Buck regulators are commonly used to efficiently step down a higher level, unregulated, positive input voltage to a regulated positive output voltage. Shown in Figure 1 is a simplified Buck regulator operating in continuous conduction (the inductor current always remains positive) mode. The output voltage (Vout) is equal to D x Vin, where D is the duty cycle ratio of the Buck switch Q1 and Vin is the input voltage. The duty cycle D is equal to Ton / Ts, where Ton is the on-time of Q1 and Ts is the switching frequency period (1/Fs).

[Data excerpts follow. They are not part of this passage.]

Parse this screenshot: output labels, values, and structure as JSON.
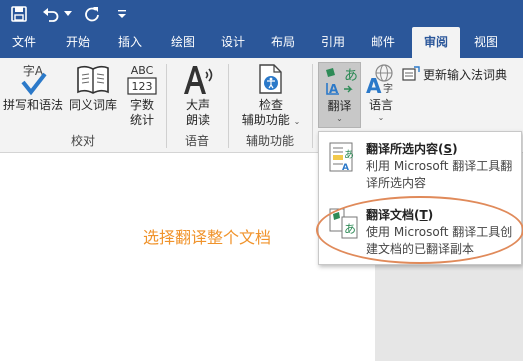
{
  "quick_access": {
    "save_icon": "save-icon",
    "undo_icon": "undo-icon",
    "redo_icon": "redo-icon",
    "customize_icon": "customize-qat-icon"
  },
  "tabs": [
    {
      "id": "file",
      "label": "文件"
    },
    {
      "id": "home",
      "label": "开始"
    },
    {
      "id": "insert",
      "label": "插入"
    },
    {
      "id": "draw",
      "label": "绘图"
    },
    {
      "id": "design",
      "label": "设计"
    },
    {
      "id": "layout",
      "label": "布局"
    },
    {
      "id": "references",
      "label": "引用"
    },
    {
      "id": "mailings",
      "label": "邮件"
    },
    {
      "id": "review",
      "label": "审阅"
    },
    {
      "id": "view",
      "label": "视图"
    }
  ],
  "active_tab": "审阅",
  "ribbon": {
    "proofing": {
      "label": "校对",
      "spelling": "拼写和语法",
      "thesaurus": "同义词库",
      "word_count_line1": "字数",
      "word_count_line2": "统计",
      "abc_text": "ABC",
      "num_text": "123",
      "zi_text": "字A"
    },
    "speech": {
      "label": "语音",
      "read_aloud_line1": "大声",
      "read_aloud_line2": "朗读"
    },
    "accessibility": {
      "label": "辅助功能",
      "check_line1": "检查",
      "check_line2": "辅助功能"
    },
    "language": {
      "translate": "翻译",
      "language": "语言",
      "update_ime": "更新输入法词典"
    }
  },
  "translate_menu": {
    "items": [
      {
        "title": "翻译所选内容(",
        "key": "S",
        "title_end": ")",
        "desc": "利用 Microsoft 翻译工具翻译所选内容"
      },
      {
        "title": "翻译文档(",
        "key": "T",
        "title_end": ")",
        "desc": "使用 Microsoft 翻译工具创建文档的已翻译副本"
      }
    ]
  },
  "annotation": "选择翻译整个文档",
  "colors": {
    "ribbon_blue": "#2b579a",
    "annotation_orange": "#f0932b",
    "highlight_ellipse": "#e08a5a"
  }
}
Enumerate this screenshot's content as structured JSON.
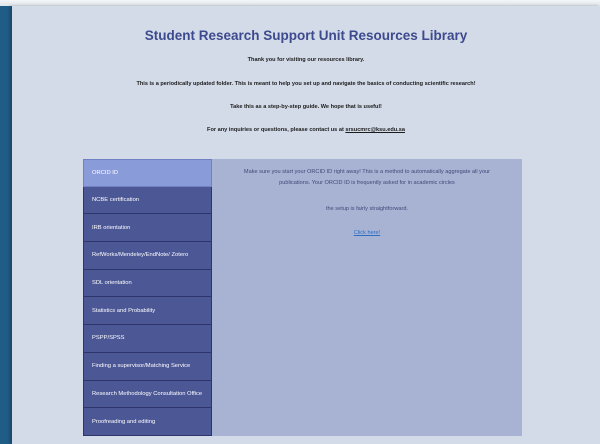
{
  "page": {
    "title": "Student Research Support Unit Resources Library",
    "intro": {
      "welcome": "Thank you for visiting our resources library.",
      "description": "This is a periodically updated folder. This is meant to help you set up and navigate the basics of conducting scientific research!",
      "guide": "Take this as a step-by-step guide. We hope that is useful!",
      "contact_prefix": "For any inquiries or questions, please contact us at ",
      "contact_email": "srsucmrc@ksu.edu.sa"
    }
  },
  "tabs": [
    {
      "label": "ORCID ID",
      "active": true
    },
    {
      "label": "NCBE certification"
    },
    {
      "label": "IRB orientation"
    },
    {
      "label": "RefWorks/Mendeley/EndNote/ Zotero"
    },
    {
      "label": "SDL orientation"
    },
    {
      "label": "Statistics and Probability"
    },
    {
      "label": "PSPP/SPSS"
    },
    {
      "label": "Finding a supervisor/Matching Service"
    },
    {
      "label": "Research Methodology Consultation Office"
    },
    {
      "label": "Proofreading and editing"
    }
  ],
  "content": {
    "paragraph1": "Make sure you start your ORCID ID right away! This is a method to automatically  aggregate  all  your publications.  Your  ORCID  ID is frequently asked for in academic circles",
    "paragraph2": "the setup is fairly straightforward.",
    "link_label": "Click here!"
  },
  "colors": {
    "header_title": "#3d4a8e",
    "tab_bg": "#4c5796",
    "tab_active_bg": "#8a9bd9",
    "content_bg": "#a8b2d3",
    "panel_bg": "#d3dbe8",
    "frame_bg": "#1f5c86",
    "link": "#2a6fc2"
  }
}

Figure 1. Buck Regulator Operation
A Buck regulator can be reconfigured into a Buck-Boost regulator to convert a positive input voltage to a negative output voltage. Shown in Figure 2 is a simplified Buck-Boost regulator. The basic component configuration of a Buck regulator and a Buck-Boost regulator are very similar, with the inductor and the rectifier diode transposed. Since the main switch (Q1) is in the same location for each configuration, a Buck regulator IC can be used for either topology. For the Buck-Boost topology, the minimum switch rating (Q1) of the regulator is the difference between Vin and Vout. When Q1 is turned on, the input voltage (Vin) is applied across the power inductor (L1). Current in the inductor ramps up during the on-time. When Q1 is turned off the inductor current continues to flow through C1, the load resistance and D1, establishing a negative output voltage. During the next Q1 on-time the load is supported by the output capacitor. The magnitude of the output voltage for a Buck-Boost regulator is Vout = D x Vin / 1- D
Figure 2. Buck-Boost Regulator Operation
An interesting implementation of a Buck-Boost regulator utilizes a Buck regulator IC that operates with the Emulated Current Mode (ECM) principal. Using current mode control in higher voltage applications, the challenge is the measurement and scaling of the switch (Q1) current. This signal is used as the Pulse Width Modulator (PWM) modulating ramp. Propagation delays and switching transients make it almost impossible to use current mode control for high voltage applications where very small on-times are required. Even with the best design practices, the current sense and level shift circuits will add significant propagation delay.